Influence of melting conditions on the water content and structure of K2O-La2O3-Al2O3-SiO2-P2O5 glasses

- The Increase of temperature and melting time produces the enrichment in SiO2.
- SiO2 enters the glass structure as a fully polymerized sub-network.
- La2O3 and Al2O3 contents are not modified under the different melting conditions.
- The water content is drastically reduced and linked to the alumino-phosphate network.
- Aluminium changes from modifier to former role along with decreasing water content.

Glasses of the system of composition K2O-La2O3-Al2O3-SiO2-P2O5 have recently gained attention due to their response to femtosecond (fs) laser irradiation, and the fact that high repetition rate fs-laser writing allows for the production of very efficient waveguides.
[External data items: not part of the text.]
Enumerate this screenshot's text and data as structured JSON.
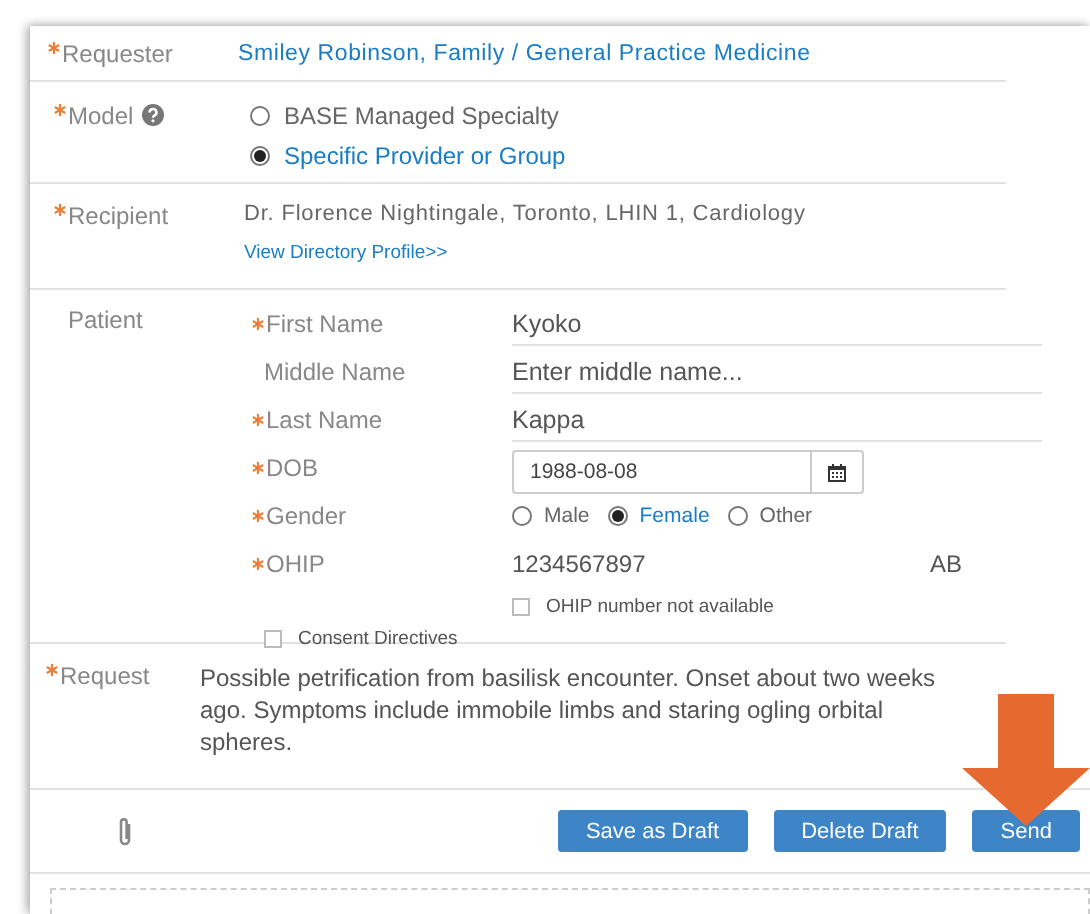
{
  "requester": {
    "label": "Requester",
    "required": true,
    "value": "Smiley Robinson, Family / General Practice Medicine"
  },
  "model": {
    "label": "Model",
    "required": true,
    "options": [
      {
        "label": "BASE Managed Specialty",
        "selected": false
      },
      {
        "label": "Specific Provider or Group",
        "selected": true
      }
    ]
  },
  "recipient": {
    "label": "Recipient",
    "required": true,
    "value": "Dr. Florence Nightingale, Toronto, LHIN 1, Cardiology",
    "link": "View Directory Profile>>"
  },
  "patient": {
    "label": "Patient",
    "fields": [
      {
        "kind": "text",
        "label": "First Name",
        "required": true,
        "value": "Kyoko"
      },
      {
        "kind": "text",
        "label": "Middle Name",
        "required": false,
        "placeholder": "Enter middle name..."
      },
      {
        "kind": "text",
        "label": "Last Name",
        "required": true,
        "value": "Kappa"
      },
      {
        "kind": "date",
        "label": "DOB",
        "required": true,
        "value": "1988-08-08"
      },
      {
        "kind": "radio",
        "label": "Gender",
        "required": true,
        "options": [
          {
            "label": "Male",
            "selected": false
          },
          {
            "label": "Female",
            "selected": true
          },
          {
            "label": "Other",
            "selected": false
          }
        ]
      },
      {
        "kind": "ohip",
        "label": "OHIP",
        "required": true,
        "value": "1234567897",
        "province": "AB",
        "unavailable": {
          "label": "OHIP number not available",
          "checked": false
        }
      }
    ],
    "consent": {
      "label": "Consent Directives",
      "checked": false
    }
  },
  "request": {
    "label": "Request",
    "required": true,
    "value": "Possible petrification from basilisk encounter. Onset about two weeks ago. Symptoms include immobile limbs and staring ogling orbital spheres."
  },
  "footer": {
    "buttons": [
      "Save as Draft",
      "Delete Draft",
      "Send"
    ]
  }
}
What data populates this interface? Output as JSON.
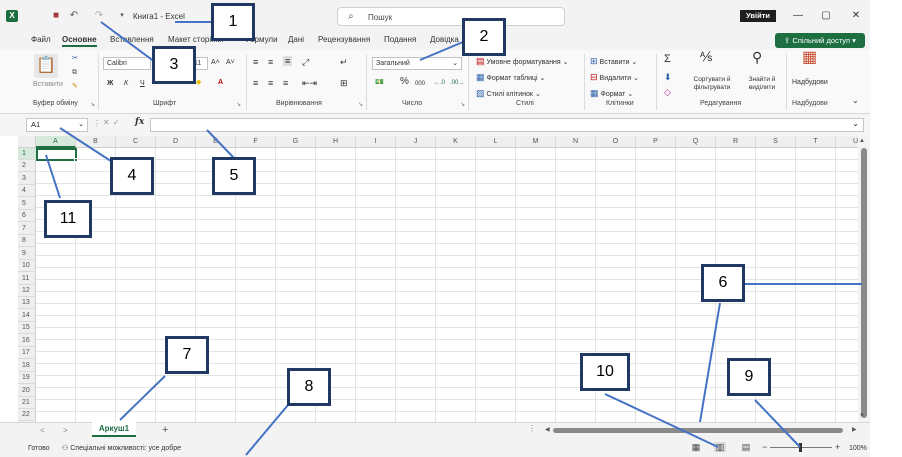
{
  "titlebar": {
    "title": "Книга1  -  Excel",
    "search_placeholder": "Пошук",
    "signin_label": "Увійти",
    "icons": [
      "excel-logo-icon",
      "save-icon",
      "undo-icon",
      "redo-icon",
      "customize-qat-icon"
    ],
    "window_buttons": [
      "—",
      "▢",
      "✕"
    ]
  },
  "tabs": [
    "Файл",
    "Основне",
    "Вставлення",
    "Макет сторінки",
    "Формули",
    "Дані",
    "Рецензування",
    "Подання",
    "Довідка"
  ],
  "active_tab": "Основне",
  "share_label": "Спільний доступ",
  "ribbon": {
    "clipboard": {
      "label": "Буфер обміну",
      "paste": "Вставити"
    },
    "font": {
      "label": "Шрифт",
      "font_name": "Calibri",
      "font_size": "11",
      "bold": "Ж",
      "italic": "К",
      "underline": "Ч"
    },
    "alignment": {
      "label": "Вирівнювання"
    },
    "number": {
      "label": "Число",
      "format": "Загальний"
    },
    "styles": {
      "label": "Стилі",
      "cond": "Умовне форматування",
      "table": "Формат таблиці",
      "cell": "Стилі клітинок"
    },
    "cells": {
      "label": "Клітинки",
      "insert": "Вставити",
      "delete": "Видалити",
      "format": "Формат"
    },
    "editing": {
      "label": "Редагування",
      "sort": "Сортувати й фільтрувати",
      "find": "Знайти й виділити"
    },
    "addins": {
      "label": "Надбудови",
      "btn": "Надбудови"
    }
  },
  "formula_bar": {
    "name_box": "A1",
    "formula": ""
  },
  "columns": [
    "A",
    "B",
    "C",
    "D",
    "E",
    "F",
    "G",
    "H",
    "I",
    "J",
    "K",
    "L",
    "M",
    "N",
    "O",
    "P",
    "Q",
    "R",
    "S",
    "T",
    "U"
  ],
  "rows": [
    "1",
    "2",
    "3",
    "4",
    "5",
    "6",
    "7",
    "8",
    "9",
    "10",
    "11",
    "12",
    "13",
    "14",
    "15",
    "16",
    "17",
    "18",
    "19",
    "20",
    "21",
    "22"
  ],
  "selected_cell": "A1",
  "sheet": {
    "tab": "Аркуш1",
    "add": "+",
    "prev": "<",
    "next": ">",
    "dots": "⋮"
  },
  "status": {
    "ready": "Готово",
    "accessibility": "Спеціальні можливості: усе добре",
    "zoom": "100%"
  },
  "callouts": [
    "1",
    "2",
    "3",
    "4",
    "5",
    "6",
    "7",
    "8",
    "9",
    "10",
    "11"
  ],
  "colors": {
    "excel_green": "#1d6f42",
    "callout_border": "#1f3864",
    "arrow": "#4472c4"
  }
}
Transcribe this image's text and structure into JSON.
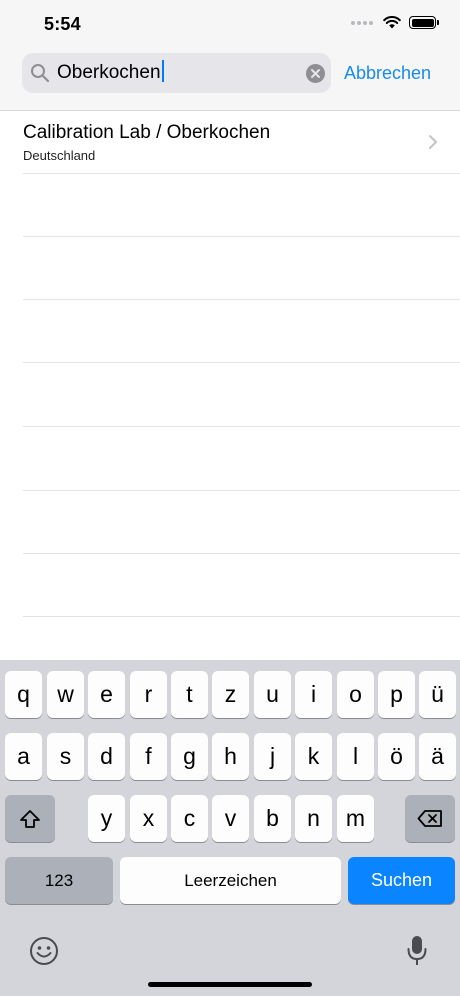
{
  "status_bar": {
    "time": "5:54"
  },
  "search": {
    "value": "Oberkochen",
    "cancel_label": "Abbrechen"
  },
  "results": [
    {
      "title": "Calibration Lab / Oberkochen",
      "subtitle": "Deutschland"
    }
  ],
  "keyboard": {
    "row1": [
      "q",
      "w",
      "e",
      "r",
      "t",
      "z",
      "u",
      "i",
      "o",
      "p",
      "ü"
    ],
    "row2": [
      "a",
      "s",
      "d",
      "f",
      "g",
      "h",
      "j",
      "k",
      "l",
      "ö",
      "ä"
    ],
    "row3": [
      "y",
      "x",
      "c",
      "v",
      "b",
      "n",
      "m"
    ],
    "numbers_label": "123",
    "space_label": "Leerzeichen",
    "return_label": "Suchen"
  },
  "colors": {
    "accent": "#1a8ae8",
    "return_key": "#0a84ff",
    "keyboard_bg": "#d3d5db"
  }
}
When doped with rare-earth ions, the glasses can also be used in amplifiers or lasers and, in this respect, a control of the water content in the phosphate-based glasses is of very high importance. Thus, in the present work we have studied the influence of the melting conditions on the final water content of glasses of the above system and on their structure as studied by Raman and Nuclear Magnetic Resonance spectroscopies. Increasing temperature and melting times conducts to the enrichment in SiO2 and a depletion of K2O and P2O5 contents in parallel with a reduction of the water content as measured by FTIR. On the other hand, the structural study showed that the chemical environment of phosphorous and silicon are not much affected by the changes in composition and that aluminium moves from being 6-fold coordinated to 4-fold. Finally, it has also been observed that SiO2 enters in the glasses as fully polymerized, which is consistent with the reduction of water directly on the ratio between oxygen and phosphorus in the glasses.